[<prev] [next>] [<thread-prev] [thread-next>] [day] [month] [year] [list]
Message-ID: <CAOQ4uxhqaTUwD8Lw+9HWWj61EXRv4X-eE3u4DFeWnv_VOUZF5A@mail.gmail.com>
Date: Tue, 16 Feb 2021 21:40:43 +0200
From: Amir Goldstein <amir73il@...il.com>
To: Steve French <smfrench@...il.com>
Cc: Anna Schumaker <anna.schumaker@...app.com>,
Luis Henriques <lhenriques@...e.de>,
Trond Myklebust <trondmy@...merspace.com>,
"samba-technical@...ts.samba.org" <samba-technical@...ts.samba.org>,
"drinkcat@...omium.org" <drinkcat@...omium.org>,
"iant@...gle.com" <iant@...gle.com>,
"linux-cifs@...r.kernel.org" <linux-cifs@...r.kernel.org>,
"darrick.wong@...cle.com" <darrick.wong@...cle.com>,
"linux-kernel@...r.kernel.org" <linux-kernel@...r.kernel.org>,
"jlayton@...nel.org" <jlayton@...nel.org>,
"llozano@...omium.org" <llozano@...omium.org>,
"linux-nfs@...r.kernel.org" <linux-nfs@...r.kernel.org>,
"miklos@...redi.hu" <miklos@...redi.hu>,
"viro@...iv.linux.org.uk" <viro@...iv.linux.org.uk>,
"dchinner@...hat.com" <dchinner@...hat.com>,
"linux-fsdevel@...r.kernel.org" <linux-fsdevel@...r.kernel.org>,
"gregkh@...uxfoundation.org" <gregkh@...uxfoundation.org>,
"sfrench@...ba.org" <sfrench@...ba.org>,
"ceph-devel@...r.kernel.org" <ceph-devel@...r.kernel.org>
Subject: Re: [PATCH v2] vfs: prevent copy_file_range to copy across devices
On Tue, Feb 16, 2021 at 9:31 PM Steve French <smfrench@...il.com> wrote:
>
> On Tue, Feb 16, 2021 at 1:29 PM Anna Schumaker
> <anna.schumaker@...app.com> wrote:
> >
> > On Tue, Feb 16, 2021 at 2:22 PM Amir Goldstein <amir73il@...il.com> wrote:
> > >
> > > On Tue, Feb 16, 2021 at 8:54 PM Luis Henriques <lhenriques@...e.de> wrote:
> > > >
> > > > Amir Goldstein <amir73il@...il.com> writes:
> > > >
> > > > > On Tue, Feb 16, 2021 at 6:41 PM Luis Henriques <lhenriques@...e.de> wrote:
> > > > >>
> > > > >> Amir Goldstein <amir73il@...il.com> writes:
> > > > >>
> > > > >> >> Ugh. And I guess overlayfs may have a similar problem.
> > > > >> >
> > > > >> > Not exactly.
> > > > >> > Generally speaking, overlayfs should call vfs_copy_file_range()

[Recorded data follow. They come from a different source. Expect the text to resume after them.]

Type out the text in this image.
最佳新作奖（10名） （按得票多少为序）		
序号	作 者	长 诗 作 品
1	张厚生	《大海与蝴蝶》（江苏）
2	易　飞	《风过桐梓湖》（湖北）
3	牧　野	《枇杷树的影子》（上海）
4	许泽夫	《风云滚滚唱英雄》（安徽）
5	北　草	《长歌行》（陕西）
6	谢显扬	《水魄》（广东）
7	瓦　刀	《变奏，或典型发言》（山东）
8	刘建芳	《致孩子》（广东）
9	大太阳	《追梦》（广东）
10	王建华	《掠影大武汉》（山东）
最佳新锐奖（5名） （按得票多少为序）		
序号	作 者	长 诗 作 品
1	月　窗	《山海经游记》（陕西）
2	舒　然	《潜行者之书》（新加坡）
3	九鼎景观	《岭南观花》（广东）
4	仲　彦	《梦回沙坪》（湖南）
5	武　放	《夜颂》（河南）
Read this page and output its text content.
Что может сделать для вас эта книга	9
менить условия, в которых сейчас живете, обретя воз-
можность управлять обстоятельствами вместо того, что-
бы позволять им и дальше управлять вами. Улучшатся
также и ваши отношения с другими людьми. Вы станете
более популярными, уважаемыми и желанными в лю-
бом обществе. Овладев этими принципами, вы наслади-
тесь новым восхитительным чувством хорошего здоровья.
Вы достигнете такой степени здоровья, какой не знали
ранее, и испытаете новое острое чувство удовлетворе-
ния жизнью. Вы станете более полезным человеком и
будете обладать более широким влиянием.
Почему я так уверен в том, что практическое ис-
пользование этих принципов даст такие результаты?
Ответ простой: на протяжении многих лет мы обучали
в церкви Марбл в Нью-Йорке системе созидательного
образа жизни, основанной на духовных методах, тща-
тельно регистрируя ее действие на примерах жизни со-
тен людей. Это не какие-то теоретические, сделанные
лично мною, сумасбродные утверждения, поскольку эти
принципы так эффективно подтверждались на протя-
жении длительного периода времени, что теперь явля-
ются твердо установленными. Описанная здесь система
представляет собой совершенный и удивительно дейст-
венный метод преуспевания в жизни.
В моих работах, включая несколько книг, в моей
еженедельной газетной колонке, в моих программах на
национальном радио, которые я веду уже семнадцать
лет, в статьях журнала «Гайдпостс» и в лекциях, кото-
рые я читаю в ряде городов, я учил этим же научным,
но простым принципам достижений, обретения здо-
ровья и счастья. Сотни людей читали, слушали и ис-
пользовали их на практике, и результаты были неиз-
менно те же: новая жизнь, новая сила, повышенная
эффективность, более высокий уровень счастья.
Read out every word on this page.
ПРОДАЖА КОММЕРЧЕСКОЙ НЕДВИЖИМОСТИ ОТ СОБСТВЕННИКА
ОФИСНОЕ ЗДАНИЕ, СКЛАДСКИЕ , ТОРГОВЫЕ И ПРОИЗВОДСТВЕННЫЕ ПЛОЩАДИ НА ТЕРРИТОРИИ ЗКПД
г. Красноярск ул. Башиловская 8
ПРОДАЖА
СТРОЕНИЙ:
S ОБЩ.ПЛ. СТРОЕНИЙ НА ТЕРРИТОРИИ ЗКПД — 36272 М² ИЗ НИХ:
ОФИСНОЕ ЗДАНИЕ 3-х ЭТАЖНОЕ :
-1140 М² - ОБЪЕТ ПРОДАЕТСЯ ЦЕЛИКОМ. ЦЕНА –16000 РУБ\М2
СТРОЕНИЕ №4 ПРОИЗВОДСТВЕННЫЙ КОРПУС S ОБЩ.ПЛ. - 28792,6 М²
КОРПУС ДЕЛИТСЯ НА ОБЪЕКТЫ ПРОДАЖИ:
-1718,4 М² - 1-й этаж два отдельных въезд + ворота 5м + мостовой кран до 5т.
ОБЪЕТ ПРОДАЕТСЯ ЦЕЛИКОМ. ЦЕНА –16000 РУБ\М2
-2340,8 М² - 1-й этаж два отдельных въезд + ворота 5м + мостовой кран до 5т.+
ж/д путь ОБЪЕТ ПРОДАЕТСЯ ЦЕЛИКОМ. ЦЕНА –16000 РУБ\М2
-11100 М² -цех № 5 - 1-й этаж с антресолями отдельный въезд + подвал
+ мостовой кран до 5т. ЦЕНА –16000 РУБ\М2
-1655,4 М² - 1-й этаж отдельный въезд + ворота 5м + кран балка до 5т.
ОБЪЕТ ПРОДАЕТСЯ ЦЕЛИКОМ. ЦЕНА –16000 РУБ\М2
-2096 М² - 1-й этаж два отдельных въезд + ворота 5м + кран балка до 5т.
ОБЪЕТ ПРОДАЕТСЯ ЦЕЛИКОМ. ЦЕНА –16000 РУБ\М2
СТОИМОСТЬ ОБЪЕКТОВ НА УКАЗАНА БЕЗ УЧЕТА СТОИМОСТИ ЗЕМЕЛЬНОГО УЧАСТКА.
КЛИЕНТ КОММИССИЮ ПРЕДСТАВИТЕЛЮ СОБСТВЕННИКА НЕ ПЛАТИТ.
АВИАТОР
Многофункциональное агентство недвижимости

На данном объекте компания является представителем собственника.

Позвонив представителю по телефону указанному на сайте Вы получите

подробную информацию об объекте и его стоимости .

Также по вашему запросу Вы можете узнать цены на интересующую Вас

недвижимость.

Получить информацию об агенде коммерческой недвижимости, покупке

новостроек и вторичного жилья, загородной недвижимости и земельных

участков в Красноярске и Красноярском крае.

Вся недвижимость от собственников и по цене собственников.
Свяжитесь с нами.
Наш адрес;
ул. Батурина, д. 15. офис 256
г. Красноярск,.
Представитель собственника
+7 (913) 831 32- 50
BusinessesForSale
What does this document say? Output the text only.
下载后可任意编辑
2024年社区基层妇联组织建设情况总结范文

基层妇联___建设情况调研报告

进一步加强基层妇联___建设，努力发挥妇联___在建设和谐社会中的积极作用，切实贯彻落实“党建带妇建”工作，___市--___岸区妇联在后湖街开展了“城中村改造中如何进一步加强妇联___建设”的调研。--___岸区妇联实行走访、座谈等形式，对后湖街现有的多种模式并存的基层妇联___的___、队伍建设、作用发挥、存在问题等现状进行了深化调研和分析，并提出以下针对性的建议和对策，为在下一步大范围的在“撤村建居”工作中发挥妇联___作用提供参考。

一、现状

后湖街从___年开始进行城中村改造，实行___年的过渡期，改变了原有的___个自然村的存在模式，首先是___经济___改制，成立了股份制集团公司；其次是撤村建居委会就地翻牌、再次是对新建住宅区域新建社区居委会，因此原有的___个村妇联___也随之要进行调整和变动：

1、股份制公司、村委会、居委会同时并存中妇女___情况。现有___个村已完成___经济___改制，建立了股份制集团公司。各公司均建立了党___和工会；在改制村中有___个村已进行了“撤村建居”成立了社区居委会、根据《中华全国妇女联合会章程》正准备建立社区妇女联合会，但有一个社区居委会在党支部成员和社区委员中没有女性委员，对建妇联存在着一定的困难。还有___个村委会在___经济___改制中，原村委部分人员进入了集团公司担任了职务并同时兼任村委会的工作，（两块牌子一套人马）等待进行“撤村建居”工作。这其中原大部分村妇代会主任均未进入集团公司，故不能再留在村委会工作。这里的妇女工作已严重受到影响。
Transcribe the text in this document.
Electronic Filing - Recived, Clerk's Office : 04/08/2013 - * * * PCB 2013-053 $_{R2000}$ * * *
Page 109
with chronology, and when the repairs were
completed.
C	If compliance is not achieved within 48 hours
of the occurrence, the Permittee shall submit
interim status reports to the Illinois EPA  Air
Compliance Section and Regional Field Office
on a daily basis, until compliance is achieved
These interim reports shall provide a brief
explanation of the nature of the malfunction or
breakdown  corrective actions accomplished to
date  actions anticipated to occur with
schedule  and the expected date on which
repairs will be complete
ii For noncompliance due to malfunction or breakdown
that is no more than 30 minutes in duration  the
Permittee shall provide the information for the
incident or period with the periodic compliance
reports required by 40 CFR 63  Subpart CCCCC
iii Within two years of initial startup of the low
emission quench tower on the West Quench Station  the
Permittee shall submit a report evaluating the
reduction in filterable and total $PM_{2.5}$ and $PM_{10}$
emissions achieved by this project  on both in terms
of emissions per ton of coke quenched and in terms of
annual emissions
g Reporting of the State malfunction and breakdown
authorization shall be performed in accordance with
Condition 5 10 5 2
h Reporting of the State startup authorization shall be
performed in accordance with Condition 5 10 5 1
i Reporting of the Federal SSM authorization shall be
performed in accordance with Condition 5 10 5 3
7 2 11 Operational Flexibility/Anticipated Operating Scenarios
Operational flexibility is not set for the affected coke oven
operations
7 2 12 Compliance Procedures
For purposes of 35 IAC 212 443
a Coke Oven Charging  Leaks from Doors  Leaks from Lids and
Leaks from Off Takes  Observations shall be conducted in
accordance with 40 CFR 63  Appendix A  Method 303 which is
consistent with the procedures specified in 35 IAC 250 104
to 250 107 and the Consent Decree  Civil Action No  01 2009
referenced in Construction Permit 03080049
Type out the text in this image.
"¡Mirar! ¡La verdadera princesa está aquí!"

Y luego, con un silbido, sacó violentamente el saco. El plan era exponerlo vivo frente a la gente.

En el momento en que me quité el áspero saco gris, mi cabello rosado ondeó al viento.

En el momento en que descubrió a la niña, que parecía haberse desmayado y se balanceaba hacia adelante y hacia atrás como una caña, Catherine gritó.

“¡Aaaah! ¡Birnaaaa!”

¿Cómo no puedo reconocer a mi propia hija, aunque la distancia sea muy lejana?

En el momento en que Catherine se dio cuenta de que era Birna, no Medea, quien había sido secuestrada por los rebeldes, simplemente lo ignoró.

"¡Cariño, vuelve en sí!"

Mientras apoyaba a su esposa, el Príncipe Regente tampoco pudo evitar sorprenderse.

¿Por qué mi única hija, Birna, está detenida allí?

> > > > >> > with the flags it got from layer above, so if called from nfsd it
> > > > >> > will allow cross fs copy and when called from syscall it won't.
> > > > >> >
> > > > >> > There are some corner cases where overlayfs could benefit from
> > > > >> > COPY_FILE_SPLICE (e.g. copy from lower file to upper file), but
> > > > >> > let's leave those for now. Just leave overlayfs code as is.
> > > > >>
> > > > >> Got it, thanks for clarifying.
> > > > >>
> > > > >> >> > This is easy to solve with a flag COPY_FILE_SPLICE (or something) that
> > > > >> >> > is internal to kernel users.
> > > > >> >> >
> > > > >> >> > FWIW, you may want to look at the loop in ovl_copy_up_data()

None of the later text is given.